Genèse et histoire du monde

"En des temps immémoriaux, bien avant l'apparition du soleil, le monde n'était éclairé que par la pâle clarté des étoiles.
Alinor, la plus grande cité qui fut, resplendissait de mille feux, et là tout n'était qu'harmonie, beauté et indolente insouciance.
Les puissances vivaient en bonne intelligence, elle qui furent à l'origine de toutes choses, qui façonnèrent le monde.
La plus grande de toutes ces Puissances régnaient impartialement et justement sur Alinor, et son nom évoquait le respect. C'était Ssîn le Sage.
Il possédait ce que tous respectaient, une compagne : Inë la splendide dont le pouvoir résidait dans l'amour qu'elle suscitait. Elle avait un héraut, Chânt, le plus brave des chevaliers lumière.
Le monde avait ainsi était conçu que seul Ssîn et Inë possédaient la flamme de la vie permettant d'engendrer.
Mais les siècles passant, certaines puissances jalousèrent le pouvoir des amants.
Ewandor le Devin attisa le complot, prédisant le chaos si Inë engendrait. Il aspirait au trône d'un Ssïn dépossédé de tout.
Ewandor créa des clans au sein même des puissances. On chuchota dans l'ombre de terribles serments et naquit le malaise.
Inë fut assassinée et dépouillée de sa roche d'éternité... et vint le chaos.
Ssïn sombra dans la folie et la haine, et les mensonges d'Ewandor trouvèrent une vérité. Toute la terre trembla du fracas des Chevaliers Tonnerre, instrument de vengeance créés par Ssîn.
Et Ewandor eut peur. Il dénonça d'autre puissances à Ssïn pour l'endormir.
Mais la roche d'éternité dépouillée à Inë était indestructible, et cela Ewandor ne l'avait pas perçu.
Malheur aux comploteurs car son immense pouvoir pouvait ressussité Inë, dernier espoir de Ssîn qui la cherchait sans relâche.
Alors ils regardèrent vers l'Est et virent les nains. Ewandor appliqua sa grande puissance à charmer les nains et leur confia la roche."

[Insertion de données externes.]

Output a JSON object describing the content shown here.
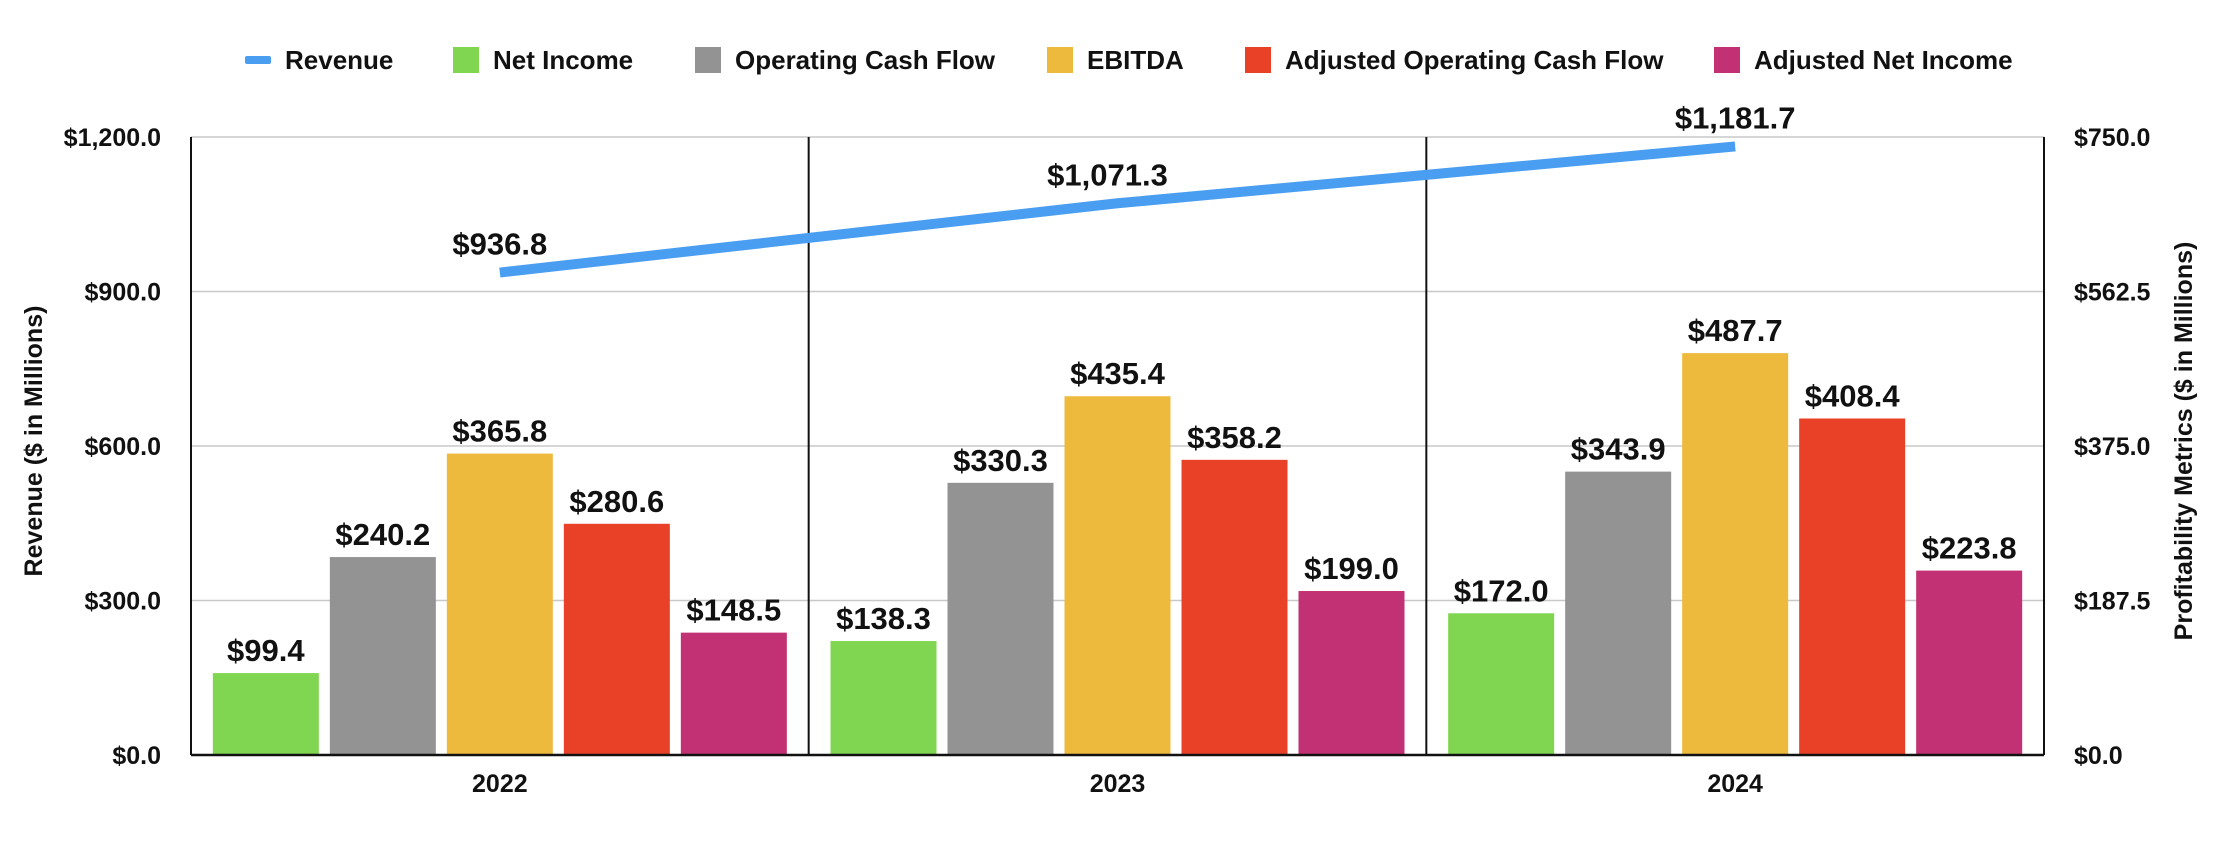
{
  "chart_data": {
    "type": "bar",
    "categories": [
      "2022",
      "2023",
      "2024"
    ],
    "series": [
      {
        "name": "Revenue",
        "type": "line",
        "axis": "left",
        "color": "#4A9EF2",
        "values": [
          936.8,
          1071.3,
          1181.7
        ],
        "labels": [
          "$936.8",
          "$1,071.3",
          "$1,181.7"
        ]
      },
      {
        "name": "Net Income",
        "type": "bar",
        "axis": "right",
        "color": "#80D651",
        "values": [
          99.4,
          138.3,
          172.0
        ],
        "labels": [
          "$99.4",
          "$138.3",
          "$172.0"
        ]
      },
      {
        "name": "Operating Cash Flow",
        "type": "bar",
        "axis": "right",
        "color": "#939393",
        "values": [
          240.2,
          330.3,
          343.9
        ],
        "labels": [
          "$240.2",
          "$330.3",
          "$343.9"
        ]
      },
      {
        "name": "EBITDA",
        "type": "bar",
        "axis": "right",
        "color": "#EEBA3E",
        "values": [
          365.8,
          435.4,
          487.7
        ],
        "labels": [
          "$365.8",
          "$435.4",
          "$487.7"
        ]
      },
      {
        "name": "Adjusted Operating Cash Flow",
        "type": "bar",
        "axis": "right",
        "color": "#E94128",
        "values": [
          280.6,
          358.2,
          408.4
        ],
        "labels": [
          "$280.6",
          "$358.2",
          "$408.4"
        ]
      },
      {
        "name": "Adjusted Net Income",
        "type": "bar",
        "axis": "right",
        "color": "#C23174",
        "values": [
          148.5,
          199.0,
          223.8
        ],
        "labels": [
          "$148.5",
          "$199.0",
          "$223.8"
        ]
      }
    ],
    "y_left": {
      "label": "Revenue ($ in Millions)",
      "range": [
        0,
        1200
      ],
      "ticks": [
        0,
        300,
        600,
        900,
        1200
      ],
      "tick_labels": [
        "$0.0",
        "$300.0",
        "$600.0",
        "$900.0",
        "$1,200.0"
      ]
    },
    "y_right": {
      "label": "Profitability Metrics ($ in Millions)",
      "range": [
        0,
        750
      ],
      "ticks": [
        0,
        187.5,
        375,
        562.5,
        750
      ],
      "tick_labels": [
        "$0.0",
        "$187.5",
        "$375.0",
        "$562.5",
        "$750.0"
      ]
    },
    "legend_position": "top",
    "grid": true
  }
}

Ça c'est dixit la BD. Les dommages irreversibles que cette période inflige au monde commencent durant le malaise : l'Empire Lîn, le plus glorieux des empires Mortels, chéri de Ssîn, est menacé par un immense ras-de-marée magique : Ssîn envoie ses cohortes de chevalier lumière et toute sa puissance pour arrêter la vague mais rien n'y fait. L'Empire et les chevaliers sont anéantis et tandis que son amant détourne son attention, le conjurés attaquent Inë.
Depuis ce jours les Lins n'ont jamais retrouvé leur grandeur d'antan.
Puis quand vint le chaos, Ssïn tua les puissances qu'Ewandor lui désignait grâce à sa "divination". Chaque puissance avait créé des races, des civilisations, des créatures, sur lesquelles elles veillaient. A chaque fois que l'une d'entre elle mourait, ses créations étaient menacées, l'équilibre était rompu. Aujourd'hui les plus belles merveilles des Puissances sont à jamais disparues et pour qui a vécu assez longtemps, ce qui reste de leur oeuvre n'est plus qu'un fantôme fade, gangréné, mourant. La magie de la perfection n'est plus là.
Le pire vint quand Ssîn tua la Puissance du Temps. Les puissances se mirent à vieillir, les races perdirent leur longévité. Ainsi les Lïns ne vivent-ils plus que quatre ou cinq décénies. Le monde lui même vieillit, changea en dehors de tout contrôle, pour devenir un lieu étrange plein de dix-milles choses improbables, un peu comme si on avait renversé une boîte de puzzle et passé au tamis pour ne retenir que les plus grossières. sans parler des mélanges étranges, parfois atroces qui en ont résulté.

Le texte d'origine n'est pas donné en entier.